The Supreme Court of Nigeria on Tuesday reserved judgment in an appeal filed by David Mark over the leadership tussle in the African Democratic Congress.
A five-member panel of the apex court led by Mohammed Garba heard arguments in appeal SC/CV/180/2026 and fixed a date for judgment after the parties addressed the court.
Mark, who is leading a faction within the ADC, is challenging the March 12 judgment of the Court of Appeal. He argued that the appellate court exceeded its jurisdiction by intervening in what he described as the "internal affairs of a political party." Through his counsel, Jubril Okutepa, Mark maintained that disputes relating to party leadership are "non-justiciable."
In the Supreme Court appeal, Mark asked the court to restrain the Independent National Electoral Commission from recognising any leadership outside his faction pending the determination of the appeal. He also prayed the court to stop INEC from making changes to the party’s leadership structure and sought a stay of proceedings in a related suit pending before the Federal High Court in Abuja.
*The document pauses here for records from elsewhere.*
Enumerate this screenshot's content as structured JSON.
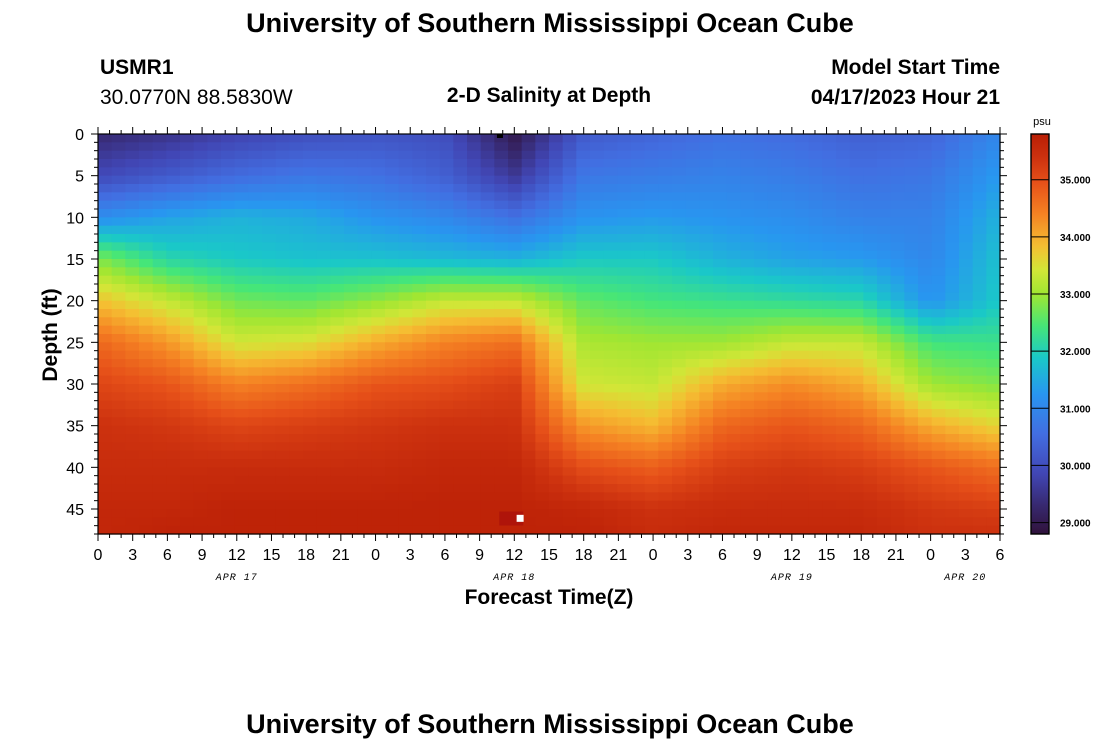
{
  "header": {
    "title": "University of Southern Mississippi Ocean Cube",
    "station_id": "USMR1",
    "coords": "30.0770N  88.5830W",
    "subtitle": "2-D Salinity at Depth",
    "model_start_label": "Model Start Time",
    "model_start_value": "04/17/2023 Hour 21"
  },
  "footer": {
    "title": "University of Southern Mississippi Ocean Cube"
  },
  "chart_data": {
    "type": "heatmap",
    "title": "2-D Salinity at Depth",
    "xlabel": "Forecast Time(Z)",
    "ylabel": "Depth (ft)",
    "x_tick_labels": [
      "0",
      "3",
      "6",
      "9",
      "12",
      "15",
      "18",
      "21",
      "0",
      "3",
      "6",
      "9",
      "12",
      "15",
      "18",
      "21",
      "0",
      "3",
      "6",
      "9",
      "12",
      "15",
      "18",
      "21",
      "0",
      "3",
      "6"
    ],
    "x_hours_since_apr17_00z": [
      0,
      3,
      6,
      9,
      12,
      15,
      18,
      21,
      24,
      27,
      30,
      33,
      36,
      39,
      42,
      45,
      48,
      51,
      54,
      57,
      60,
      63,
      66,
      69,
      72,
      75,
      78
    ],
    "date_labels": [
      {
        "label": "APR 17",
        "hour": 12
      },
      {
        "label": "APR 18",
        "hour": 36
      },
      {
        "label": "APR 19",
        "hour": 60
      },
      {
        "label": "APR 20",
        "hour": 75
      }
    ],
    "y_ticks": [
      0,
      5,
      10,
      15,
      20,
      25,
      30,
      35,
      40,
      45
    ],
    "xlim": [
      0,
      78
    ],
    "ylim": [
      48,
      0
    ],
    "colorbar": {
      "unit": "psu",
      "range": [
        28.8,
        35.8
      ],
      "ticks": [
        "29.000",
        "30.000",
        "31.000",
        "32.000",
        "33.000",
        "34.000",
        "35.000"
      ],
      "tick_values": [
        29,
        30,
        31,
        32,
        33,
        34,
        35
      ]
    },
    "field": {
      "description": "salinity (psu) sampled at forecast hours (columns) and depths in ft (rows)",
      "hours": [
        0,
        6,
        12,
        18,
        24,
        30,
        36,
        42,
        48,
        54,
        60,
        66,
        72,
        78
      ],
      "depths": [
        0,
        5,
        10,
        15,
        20,
        25,
        30,
        35,
        40,
        45,
        48
      ],
      "values": [
        [
          29.3,
          29.5,
          29.8,
          30.0,
          30.1,
          30.0,
          29.0,
          30.2,
          30.4,
          30.6,
          30.5,
          30.3,
          30.4,
          31.0
        ],
        [
          29.9,
          30.2,
          30.5,
          30.7,
          30.6,
          30.3,
          29.6,
          30.7,
          30.8,
          30.9,
          30.8,
          30.6,
          30.7,
          31.3
        ],
        [
          31.1,
          31.4,
          31.6,
          31.5,
          31.2,
          31.0,
          30.6,
          31.2,
          31.3,
          31.2,
          31.1,
          30.9,
          30.9,
          31.6
        ],
        [
          32.8,
          32.1,
          31.9,
          31.8,
          31.8,
          31.7,
          31.6,
          31.9,
          31.9,
          31.6,
          31.4,
          31.3,
          31.0,
          31.8
        ],
        [
          33.8,
          33.3,
          32.7,
          32.6,
          32.9,
          33.3,
          33.3,
          32.6,
          32.4,
          32.3,
          32.2,
          32.1,
          31.2,
          31.9
        ],
        [
          34.7,
          34.2,
          33.4,
          33.5,
          34.0,
          34.4,
          34.6,
          33.1,
          33.0,
          33.0,
          33.3,
          33.3,
          32.4,
          32.3
        ],
        [
          35.1,
          34.9,
          34.4,
          34.6,
          34.9,
          35.0,
          35.2,
          33.4,
          33.3,
          34.0,
          34.3,
          34.0,
          33.0,
          32.8
        ],
        [
          35.4,
          35.3,
          35.1,
          35.2,
          35.3,
          35.4,
          35.4,
          34.2,
          33.9,
          34.7,
          34.9,
          34.7,
          34.0,
          33.6
        ],
        [
          35.5,
          35.5,
          35.5,
          35.5,
          35.5,
          35.6,
          35.6,
          35.0,
          34.8,
          35.2,
          35.3,
          35.2,
          34.9,
          34.6
        ],
        [
          35.6,
          35.6,
          35.7,
          35.7,
          35.7,
          35.7,
          35.7,
          35.6,
          35.4,
          35.5,
          35.5,
          35.5,
          35.3,
          35.2
        ],
        [
          35.6,
          35.7,
          35.7,
          35.7,
          35.7,
          35.7,
          35.7,
          35.7,
          35.5,
          35.6,
          35.6,
          35.6,
          35.4,
          35.4
        ]
      ]
    }
  }
}
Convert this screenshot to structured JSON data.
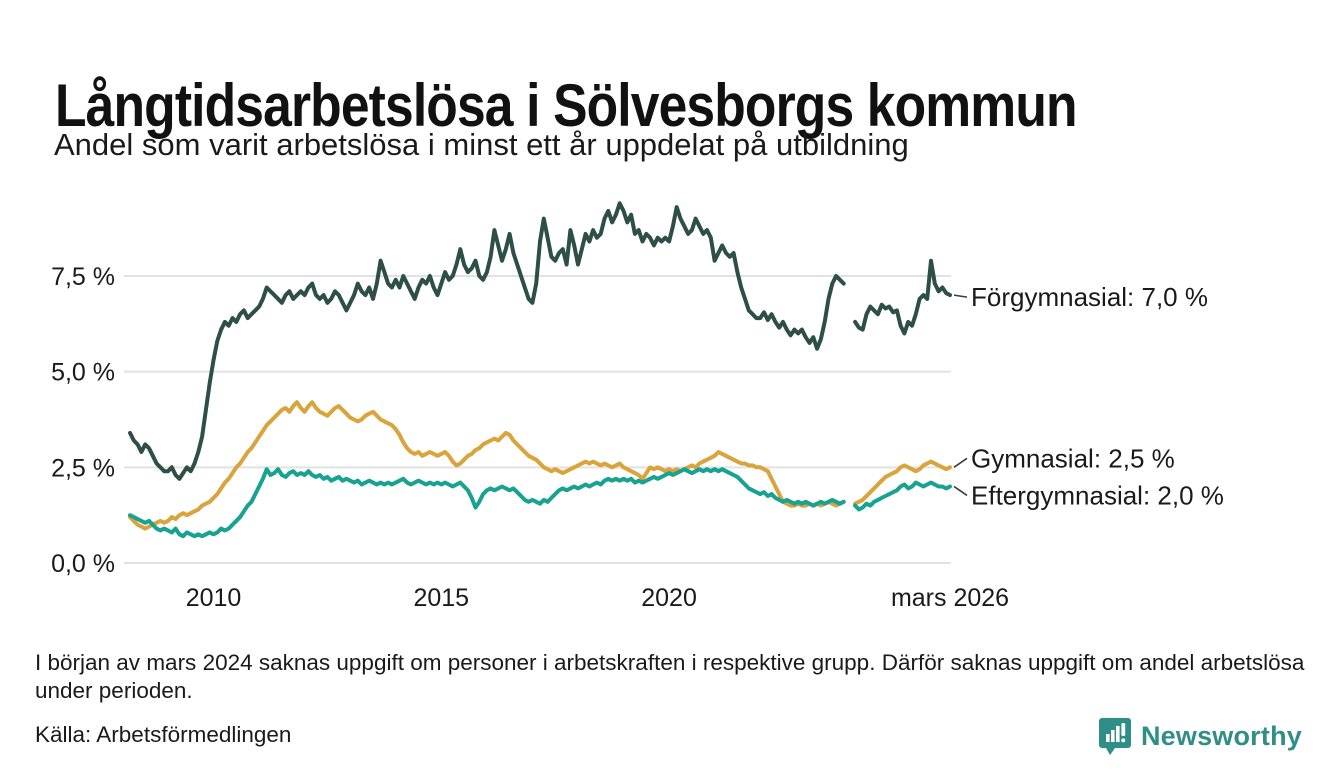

INEC did not file any process in support of or against the appeal. Other respondents — including Nafiu Bala, the ADC, Rauf Aregbesola and Ralph Nwosu — urged the apex court to dismiss the case.
The Supreme Court matter flows from a string of lower-court rulings. The Court of Appeal delivered its March 12 judgment and had ordered the parties to maintain the status quo ante bellum in the underlying dispute. The appellate court also dismissed Mark’s earlier appeal against a September 4, 2025 ruling of the Federal High Court.
The federal case dates to a suit filed by Nafiu Bala at the Federal High Court in Abuja on September 2, 2025 — FHC/ABJ/CS/1819/2025 — in which he sought to stop the Mark-led leadership from parading themselves as national officers of the ADC. Bala listed the ADC, David Mark, Rauf Aregbesola, INEC and Ralph Nwosu as defendants, said he never resigned as national vice-chairman and argued he ought to have assumed leadership after Ralph Nwosu’s exit as national chairman.
Bala later declared himself national chairman and in the September 2 suit sought an order restraining INEC from recognising Mark-led executives while compelling recognition of himself as acting national chairman. He also filed motions seeking to stop the party from holding meetings, congresses or conventions pending the determination of the suit. The motion ex parte was heard on September 4, 2025, when Justice Emeka Nwite directed that the respondents, including INEC, be put on notice to show cause why the motion ex parte should not be granted.
Dissatisfied with that interim ruling, Mark filed an appeal challenging the jurisdiction of the Federal High Court to continue to hear Bala’s suit. The differing lines of argument — Mark’s contention that courts should not intervene and the lower courts’ readiness to hear and decide on reliefs that touch party recognition — are the core tension now before the Supreme Court.
The reserved judgment will decide not only which faction the law recognises but also whether INEC can be barred from changing the party’s recorded leadership while appeals and suits run their course. The outcome will determine whether the courts accept Mark’s position that internal party disputes are "non-justiciable" or uphold the lower courts’ interventions.
That question — will the Supreme Court declare party leadership disputes non-justiciable and thereby curtail further judicial interference in the ADC fight — is the single most consequential issue left for the court to resolve.